The underlying theme of The Bleeding Edge, the 2018 documentary about the medical device industry, was that “innovative” doesn’t necessarily mean better care. Another 2018 film, Upgrade, warned audiences about “helpful” scientists offering state-of-the-art biotech devices.

While acknowledging safety concerns, Hester is thrilled about working on a microchip that’s so revolutionary. (Implants generally don’t perform many functions.) “RFID chips are lame. They don’t do anything,” he says. “This implant will respond to things happening in the body and adapt in real time.” The team is currently in the design phase. Soon, they hope to begin testing the separate components of the pharmacy on rodent models, eventually getting to a working prototype.
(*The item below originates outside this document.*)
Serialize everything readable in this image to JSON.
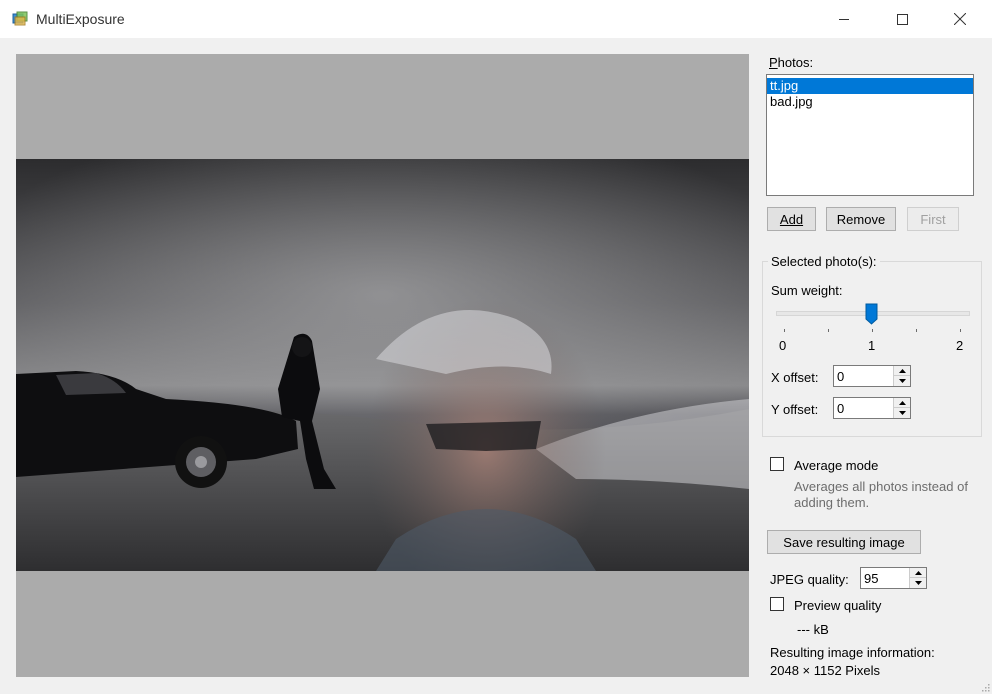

Ultimately, whatever Ovid might say on the subject, the scientists behind the implantable living pharmacy are plowing full steam ahead. They’re designing an impressive marvel of modern engineering. Both smart device and synergistic platform, the microchip integrates the latest innovations in bioelectronics, synthetic biology and computer engineering.

Bioengineer Omid Veiseh is delighted to be working on the project. His lab is part of Texas Medical Center, the largest medical complex in the world. Sometimes, he leaves his office and crosses the street to grab lunch with the clinicians. Whenever he visits, he asks probing questions about their patient’s lives.

Veiseh explains that, if it were left to him working in a vacuum, he might just make cool gadgets. When he visits the hospital, he gains insight into real people’s problems. “There’s a tremendous opportunity to hack into the body, in a good way, and come up with the therapies of the future,” he says. “If we can make this work, it opens up so many possibilities.”